Name: LLucass/TT_L0.2_H0.2_grpo API
Brand: Featherless.ai
Price: 10.00 USD
Availability: InStock
Author: LLucass

Model Overview

LLucass/TT_L0.2_H0.2_grpo is a 1.5 billion parameter language model derived from the DeepSeek-R1-Distill-Qwen-1.5B architecture. It has been specifically fine-tuned using the GRPO (Gradient-based Reward Policy Optimization) method, as introduced in the paper "DeepSeekMath: Pushing the Limits of Mathematical Reasoning in Open Language Models" (arXiv:2402.03300).

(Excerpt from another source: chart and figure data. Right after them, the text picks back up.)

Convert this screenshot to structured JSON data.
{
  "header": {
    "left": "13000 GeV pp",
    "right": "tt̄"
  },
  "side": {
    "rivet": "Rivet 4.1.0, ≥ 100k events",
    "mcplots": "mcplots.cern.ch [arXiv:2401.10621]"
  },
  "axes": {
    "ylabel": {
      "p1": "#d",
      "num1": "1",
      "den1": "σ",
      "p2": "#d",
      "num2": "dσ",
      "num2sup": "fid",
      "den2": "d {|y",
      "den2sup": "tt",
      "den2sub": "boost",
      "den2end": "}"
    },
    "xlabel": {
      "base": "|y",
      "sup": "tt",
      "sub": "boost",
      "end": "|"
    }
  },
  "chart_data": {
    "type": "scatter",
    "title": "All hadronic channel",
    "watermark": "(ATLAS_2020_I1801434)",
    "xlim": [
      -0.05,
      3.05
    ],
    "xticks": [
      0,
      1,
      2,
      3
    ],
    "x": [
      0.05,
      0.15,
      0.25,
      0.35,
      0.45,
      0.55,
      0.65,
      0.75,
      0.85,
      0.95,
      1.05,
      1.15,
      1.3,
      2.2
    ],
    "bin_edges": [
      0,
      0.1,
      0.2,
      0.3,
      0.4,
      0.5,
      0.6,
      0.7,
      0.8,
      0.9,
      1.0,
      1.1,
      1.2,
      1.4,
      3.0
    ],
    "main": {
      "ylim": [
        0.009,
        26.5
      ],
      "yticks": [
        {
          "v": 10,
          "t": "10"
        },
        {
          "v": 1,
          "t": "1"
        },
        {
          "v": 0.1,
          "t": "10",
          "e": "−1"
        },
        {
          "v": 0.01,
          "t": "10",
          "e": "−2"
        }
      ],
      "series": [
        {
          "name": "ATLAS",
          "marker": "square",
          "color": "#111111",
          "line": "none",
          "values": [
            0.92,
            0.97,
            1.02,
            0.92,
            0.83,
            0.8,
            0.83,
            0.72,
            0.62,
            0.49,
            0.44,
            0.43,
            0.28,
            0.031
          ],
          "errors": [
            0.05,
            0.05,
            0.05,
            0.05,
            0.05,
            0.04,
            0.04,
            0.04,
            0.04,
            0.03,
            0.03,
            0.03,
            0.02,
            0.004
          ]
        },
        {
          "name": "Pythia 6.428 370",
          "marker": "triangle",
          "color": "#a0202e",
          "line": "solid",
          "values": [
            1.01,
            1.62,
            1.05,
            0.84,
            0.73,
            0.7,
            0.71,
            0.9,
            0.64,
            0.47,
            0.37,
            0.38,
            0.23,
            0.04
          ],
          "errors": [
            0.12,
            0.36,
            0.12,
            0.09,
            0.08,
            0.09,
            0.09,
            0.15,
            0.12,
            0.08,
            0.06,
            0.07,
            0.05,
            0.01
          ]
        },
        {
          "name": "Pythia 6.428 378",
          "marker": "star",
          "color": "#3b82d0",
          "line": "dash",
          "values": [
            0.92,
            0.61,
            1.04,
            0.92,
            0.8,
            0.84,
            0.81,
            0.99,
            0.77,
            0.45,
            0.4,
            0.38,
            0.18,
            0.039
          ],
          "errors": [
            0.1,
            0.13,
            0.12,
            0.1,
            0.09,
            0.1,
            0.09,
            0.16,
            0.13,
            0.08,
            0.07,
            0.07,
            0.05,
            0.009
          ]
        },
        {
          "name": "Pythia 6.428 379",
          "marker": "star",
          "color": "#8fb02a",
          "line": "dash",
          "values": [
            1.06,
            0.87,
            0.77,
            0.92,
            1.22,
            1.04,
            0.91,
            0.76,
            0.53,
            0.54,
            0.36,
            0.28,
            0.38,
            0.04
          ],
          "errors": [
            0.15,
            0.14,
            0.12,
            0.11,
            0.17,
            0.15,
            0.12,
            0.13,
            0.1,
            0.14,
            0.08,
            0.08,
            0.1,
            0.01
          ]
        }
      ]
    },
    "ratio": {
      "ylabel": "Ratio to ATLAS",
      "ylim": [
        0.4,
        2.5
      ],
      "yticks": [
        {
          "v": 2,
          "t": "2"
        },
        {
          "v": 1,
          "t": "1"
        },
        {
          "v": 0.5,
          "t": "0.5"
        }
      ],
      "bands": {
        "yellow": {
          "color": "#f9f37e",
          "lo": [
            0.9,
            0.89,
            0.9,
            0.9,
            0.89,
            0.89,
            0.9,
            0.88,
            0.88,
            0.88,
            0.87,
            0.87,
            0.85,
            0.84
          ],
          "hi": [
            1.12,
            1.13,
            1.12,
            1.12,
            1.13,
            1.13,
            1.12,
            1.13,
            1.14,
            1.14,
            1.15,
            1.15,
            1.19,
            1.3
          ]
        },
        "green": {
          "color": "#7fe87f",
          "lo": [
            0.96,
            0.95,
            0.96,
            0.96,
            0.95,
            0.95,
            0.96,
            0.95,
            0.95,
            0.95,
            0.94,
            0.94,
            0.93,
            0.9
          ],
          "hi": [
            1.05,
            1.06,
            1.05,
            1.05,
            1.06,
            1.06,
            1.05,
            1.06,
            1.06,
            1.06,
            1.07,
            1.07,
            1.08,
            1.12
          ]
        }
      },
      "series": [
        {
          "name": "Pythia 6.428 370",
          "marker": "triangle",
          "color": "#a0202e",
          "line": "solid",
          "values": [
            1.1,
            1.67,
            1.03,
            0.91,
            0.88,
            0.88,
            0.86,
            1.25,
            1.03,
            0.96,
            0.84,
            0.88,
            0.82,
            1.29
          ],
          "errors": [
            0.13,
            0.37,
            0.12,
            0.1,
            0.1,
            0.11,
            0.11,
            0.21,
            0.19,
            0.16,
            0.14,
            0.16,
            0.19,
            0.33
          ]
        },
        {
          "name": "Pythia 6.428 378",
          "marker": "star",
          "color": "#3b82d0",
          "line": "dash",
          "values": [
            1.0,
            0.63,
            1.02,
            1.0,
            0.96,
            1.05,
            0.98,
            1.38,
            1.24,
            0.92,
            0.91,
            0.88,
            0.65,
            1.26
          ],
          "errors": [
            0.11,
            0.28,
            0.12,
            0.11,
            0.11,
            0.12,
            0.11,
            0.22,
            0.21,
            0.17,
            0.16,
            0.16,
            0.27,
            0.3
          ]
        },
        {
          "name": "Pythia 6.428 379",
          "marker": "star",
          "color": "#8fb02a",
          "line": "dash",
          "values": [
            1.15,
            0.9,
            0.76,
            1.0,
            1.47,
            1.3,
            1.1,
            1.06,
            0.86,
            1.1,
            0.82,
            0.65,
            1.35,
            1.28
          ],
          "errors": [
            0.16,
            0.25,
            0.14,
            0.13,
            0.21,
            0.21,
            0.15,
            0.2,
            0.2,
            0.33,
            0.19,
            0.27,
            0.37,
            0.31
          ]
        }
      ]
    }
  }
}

The training utilized the knoveleng/open-rs dataset and the TRL framework.

Key Capabilities

Mathematical Reasoning: Optimized for complex mathematical problem-solving due to its GRPO training.
Context Handling: Supports a substantial context length of 32768 tokens, allowing for processing longer mathematical problems or related text.
Efficient Size: At 1.5 billion parameters, it offers a balance between performance in its specialized domain and computational efficiency.

Good For

Applications requiring strong mathematical reasoning abilities.
Research and development in improving language models for quantitative tasks.
Scenarios where a smaller, specialized model for mathematical content is preferred over larger, general-purpose LLMs.